# Fuente de corriente constante con dos PNP



## morris888 (Ene 22, 2009)

Estaba viendo circuitos de fuentes de corriente constantes y me encontre con este. Estuve tratando de analizarlo pero no entendi el funcionamiento entones lo postee a ve si me podian ayudar.

Segun lo que lei la corriente en la carga se determina asi: Icarga=0.7V/RE(R3), además la corriente de referencia, que es la que pasa por R4 debe ser de 10 a 20 veces la corriente esperada en la base del transistor.

Queria ver si alguien conocia el funcionamiento y la funcion de cada componente en el circuito ya que no pude encontrar la explicacion de este.

Gracias de antemano


----------



## Mandrake (Feb 20, 2009)

Usted sabe que la palabra transistor en ingles es *TRANSfer resISTOR*, y que esto significa resistor de tranferencia en español.

Entonces Q4 y R4, forman un divisor de voltaje con la propiedad de: la corriente que circula por Q4 es proporcional a la corriente que circula por su base (Beta=Ic/Ib); y esta corriente depende del voltaje que se produce en R3 (0.7V aprox.).

1er caso:   El voltaje de R3 aumenta, entoces aumenta la corriente de base de Q4, la resistencia Colector-Emisor de Q4 disminuye, y la corriente de Q3 tambien disminuira porque el voltaje de su base disminuyo.
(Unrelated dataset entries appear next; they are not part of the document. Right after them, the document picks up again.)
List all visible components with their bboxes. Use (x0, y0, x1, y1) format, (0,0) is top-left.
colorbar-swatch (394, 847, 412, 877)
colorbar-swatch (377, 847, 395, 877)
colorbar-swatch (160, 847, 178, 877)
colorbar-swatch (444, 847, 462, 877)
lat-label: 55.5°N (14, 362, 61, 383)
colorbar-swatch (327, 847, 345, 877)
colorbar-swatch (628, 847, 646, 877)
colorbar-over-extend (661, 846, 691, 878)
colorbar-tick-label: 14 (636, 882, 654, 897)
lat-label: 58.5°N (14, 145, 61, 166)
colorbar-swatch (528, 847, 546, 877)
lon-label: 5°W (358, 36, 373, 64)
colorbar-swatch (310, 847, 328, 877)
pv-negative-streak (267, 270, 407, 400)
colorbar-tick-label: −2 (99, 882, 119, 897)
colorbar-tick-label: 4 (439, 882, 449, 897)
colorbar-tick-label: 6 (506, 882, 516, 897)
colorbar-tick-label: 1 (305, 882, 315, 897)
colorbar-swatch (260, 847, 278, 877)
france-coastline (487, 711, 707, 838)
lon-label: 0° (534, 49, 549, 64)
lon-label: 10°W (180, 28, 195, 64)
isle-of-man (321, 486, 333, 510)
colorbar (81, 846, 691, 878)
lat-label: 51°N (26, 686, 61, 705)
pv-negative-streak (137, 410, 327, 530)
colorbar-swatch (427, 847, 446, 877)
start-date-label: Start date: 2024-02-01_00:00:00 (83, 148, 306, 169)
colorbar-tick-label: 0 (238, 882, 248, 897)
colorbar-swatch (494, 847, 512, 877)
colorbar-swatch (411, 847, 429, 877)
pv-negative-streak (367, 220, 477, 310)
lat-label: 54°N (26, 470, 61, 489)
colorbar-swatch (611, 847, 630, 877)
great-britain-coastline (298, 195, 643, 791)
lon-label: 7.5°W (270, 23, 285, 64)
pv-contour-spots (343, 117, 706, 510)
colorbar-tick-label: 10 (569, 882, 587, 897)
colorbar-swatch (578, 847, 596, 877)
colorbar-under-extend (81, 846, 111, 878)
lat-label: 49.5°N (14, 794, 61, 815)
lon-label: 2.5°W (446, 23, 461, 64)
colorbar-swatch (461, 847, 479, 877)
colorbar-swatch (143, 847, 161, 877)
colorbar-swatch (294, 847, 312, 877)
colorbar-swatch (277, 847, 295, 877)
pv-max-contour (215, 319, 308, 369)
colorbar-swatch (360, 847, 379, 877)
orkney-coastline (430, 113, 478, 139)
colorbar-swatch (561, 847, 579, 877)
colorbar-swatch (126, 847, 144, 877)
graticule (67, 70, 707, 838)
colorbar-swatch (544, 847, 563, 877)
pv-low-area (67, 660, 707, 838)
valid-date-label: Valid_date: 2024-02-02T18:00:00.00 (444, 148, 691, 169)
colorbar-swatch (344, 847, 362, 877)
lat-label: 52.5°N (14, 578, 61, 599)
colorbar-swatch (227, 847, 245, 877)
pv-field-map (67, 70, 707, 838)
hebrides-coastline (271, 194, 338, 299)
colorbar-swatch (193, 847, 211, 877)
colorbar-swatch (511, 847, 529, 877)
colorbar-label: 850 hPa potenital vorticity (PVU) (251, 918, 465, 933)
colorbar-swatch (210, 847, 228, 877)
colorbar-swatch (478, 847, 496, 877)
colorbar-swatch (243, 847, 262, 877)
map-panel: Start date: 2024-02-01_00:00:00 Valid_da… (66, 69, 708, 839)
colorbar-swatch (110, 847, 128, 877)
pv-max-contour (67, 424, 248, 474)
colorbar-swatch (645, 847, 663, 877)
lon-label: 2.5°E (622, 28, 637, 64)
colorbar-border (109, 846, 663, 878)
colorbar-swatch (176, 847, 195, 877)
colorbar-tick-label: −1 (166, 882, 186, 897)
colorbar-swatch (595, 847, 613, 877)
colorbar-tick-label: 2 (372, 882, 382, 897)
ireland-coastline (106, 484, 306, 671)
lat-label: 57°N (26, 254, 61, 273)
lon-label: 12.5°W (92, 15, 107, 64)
2do caso:   El voltaje de R3 disminuye, entoces disminuye la corriente de base de Q4, la resistencia Colector-Emisor de Q4 aumenta, y la corriente de Q3 tambien aumentara porque el voltaje de su base aumento.

Facil y sin complicaciones . . .


----------



## morris888 (Feb 23, 2009)

Ahora si lo entendi, gracias por la respuesta.
Perfecta la explicacion


----------



## MAUELECTRONICA (Ene 28, 2011)

Una consulta, necesito realizar una fuente de corriente constante 150ma con amplitud de tension de 100v para un trabajo practico de laboratorio, alguien tiene alguna idea de como podria realizarlo?...muchas graias!!


----------